Monday, November 06, 2006

Recentering at the Food Bank

I've been averaging 16hrs a day worth of work the last week, which is why you han't been seeing many posts coming from my keyboard lately... Given the press of work (we're finishing a couple large projects) I very nearly bowed out of a long scheduled volunteer activity I'd signed up for with some business associates: doing a 4hr shift at the Capitol Area Food Bank sorting donations. In the end, though, I felt too guilty about saying "I'm too busy making money to go help the poor" so I went ahead and went.

I'm glad I did. Pulling non-perishables off a conveyer belt and sorting them into boxes by category is actually an amazingly good "break" from working at a computer screen day and night. And goodness knows it doesn't hurt me to go out and do some manual labor for a good cause once in a while.

A few things struck me while boxing all that food. (They told our team when we went off shift that our volunteer group had packaged over 3000lbs of it.)

Generally speaking, canned food is cheap food. But what is it with canned vegetables? I guess they're perfect for something like a food bank, since they don't go bad, but generally frozen or fresh vegetables are the same price or cheaper and much, much better (both better for you and better tasting.)

Given what staples of good, cheap food they are, I was amazed how few people had donated pasta, pasta sauce, rice and refried beans. Along with bread, tortillas and soup bases, you could live off these for long periods of time (and so we did during some early stages of the Darwin household economy...) Maybe canned goods are just what occur to most people when asked to donate food. Plus, the packaging for rice and pasta tends to be less in-destructable than cans. Still, the food is much better, and there's way more nourishment per pound in rice and pasta than in canned goods.


Kiwi Nomad said...

They have a big food bank collection here town-wide in a few weeks before Christmas. They deliver a plastic bag to households with suggested items listed on the outside. Pasta and rice are always included.
St Vincent de Paul here recently specifically requested rice for some Burmese refugees about to arrive in town.

Maureen said...

Yep, manual labor is good for the soul. Something about working with your hands -- expecially in the service for others.

I think that it has a lot to do with being made in God's image -- He loves to makes things. He made the earth and everything in it, all for us. In turn, its natural for us to want to do something similar.
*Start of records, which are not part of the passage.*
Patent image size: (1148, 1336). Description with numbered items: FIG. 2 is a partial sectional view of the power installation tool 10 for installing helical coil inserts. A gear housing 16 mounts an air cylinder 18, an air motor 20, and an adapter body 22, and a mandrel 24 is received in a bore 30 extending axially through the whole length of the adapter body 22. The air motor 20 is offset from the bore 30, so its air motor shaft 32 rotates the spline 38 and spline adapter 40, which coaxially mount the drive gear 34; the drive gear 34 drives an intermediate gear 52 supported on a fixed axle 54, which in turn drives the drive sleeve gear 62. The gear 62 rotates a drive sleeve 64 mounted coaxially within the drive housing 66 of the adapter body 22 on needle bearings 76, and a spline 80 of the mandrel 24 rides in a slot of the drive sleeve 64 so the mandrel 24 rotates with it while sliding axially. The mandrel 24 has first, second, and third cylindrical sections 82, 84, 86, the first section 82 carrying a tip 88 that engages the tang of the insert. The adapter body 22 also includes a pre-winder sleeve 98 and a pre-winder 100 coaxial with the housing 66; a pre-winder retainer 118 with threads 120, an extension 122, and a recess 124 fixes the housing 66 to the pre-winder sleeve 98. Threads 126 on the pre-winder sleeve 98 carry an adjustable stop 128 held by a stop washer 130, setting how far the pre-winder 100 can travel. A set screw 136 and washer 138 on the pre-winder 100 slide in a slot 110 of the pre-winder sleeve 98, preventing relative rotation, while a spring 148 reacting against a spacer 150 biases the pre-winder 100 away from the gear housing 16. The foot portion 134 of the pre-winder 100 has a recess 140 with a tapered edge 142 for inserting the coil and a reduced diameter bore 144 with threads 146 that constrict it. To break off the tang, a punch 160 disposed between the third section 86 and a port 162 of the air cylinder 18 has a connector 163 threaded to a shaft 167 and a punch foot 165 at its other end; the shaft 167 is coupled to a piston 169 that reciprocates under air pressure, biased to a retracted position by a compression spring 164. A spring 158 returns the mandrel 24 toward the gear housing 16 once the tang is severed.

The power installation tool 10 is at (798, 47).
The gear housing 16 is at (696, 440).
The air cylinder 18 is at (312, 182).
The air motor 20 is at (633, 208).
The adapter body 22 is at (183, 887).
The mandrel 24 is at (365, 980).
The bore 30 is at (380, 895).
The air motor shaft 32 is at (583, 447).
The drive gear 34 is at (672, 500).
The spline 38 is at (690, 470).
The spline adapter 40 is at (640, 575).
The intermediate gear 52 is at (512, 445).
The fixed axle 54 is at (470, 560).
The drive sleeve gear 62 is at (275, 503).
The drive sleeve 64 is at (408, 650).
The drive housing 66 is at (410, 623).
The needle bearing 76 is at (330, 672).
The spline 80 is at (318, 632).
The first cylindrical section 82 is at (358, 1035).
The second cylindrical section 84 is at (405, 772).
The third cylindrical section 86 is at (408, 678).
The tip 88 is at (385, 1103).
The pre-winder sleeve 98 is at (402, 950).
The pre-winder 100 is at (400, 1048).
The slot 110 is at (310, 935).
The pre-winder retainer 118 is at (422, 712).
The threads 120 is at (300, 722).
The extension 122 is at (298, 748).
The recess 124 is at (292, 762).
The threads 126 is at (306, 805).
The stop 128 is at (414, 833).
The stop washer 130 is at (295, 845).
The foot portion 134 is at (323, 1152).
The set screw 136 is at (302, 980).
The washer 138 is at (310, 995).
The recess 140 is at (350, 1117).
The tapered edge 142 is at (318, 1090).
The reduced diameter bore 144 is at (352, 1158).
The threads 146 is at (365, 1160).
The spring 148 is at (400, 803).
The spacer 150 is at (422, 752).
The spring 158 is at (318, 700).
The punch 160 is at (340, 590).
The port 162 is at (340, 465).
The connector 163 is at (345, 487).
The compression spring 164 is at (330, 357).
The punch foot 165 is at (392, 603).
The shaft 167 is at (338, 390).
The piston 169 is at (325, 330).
And, I so agree on the canned vs. frozen vegetable thing. You've inspired me to write on this topic for my Thrifty Homeschooler email list.

When we were first married, my husband, raised on canned veggies, was truly impressed with my culinary skills. I think a lot of it had to do with the fact that I use only frozen or fresh vegetables. In fact, I heard him one Thanksgiving scolding his sister for using canned corn -- too funny.

It's been said that eating frozen is just as good or better than eating fresh. The reason is the vegetables are picked when perfectly ripe and immediately frozen. Fresh produce, on the other hand, is picked when under-ripe so it will be just ripe when it hits the stores. Interesting.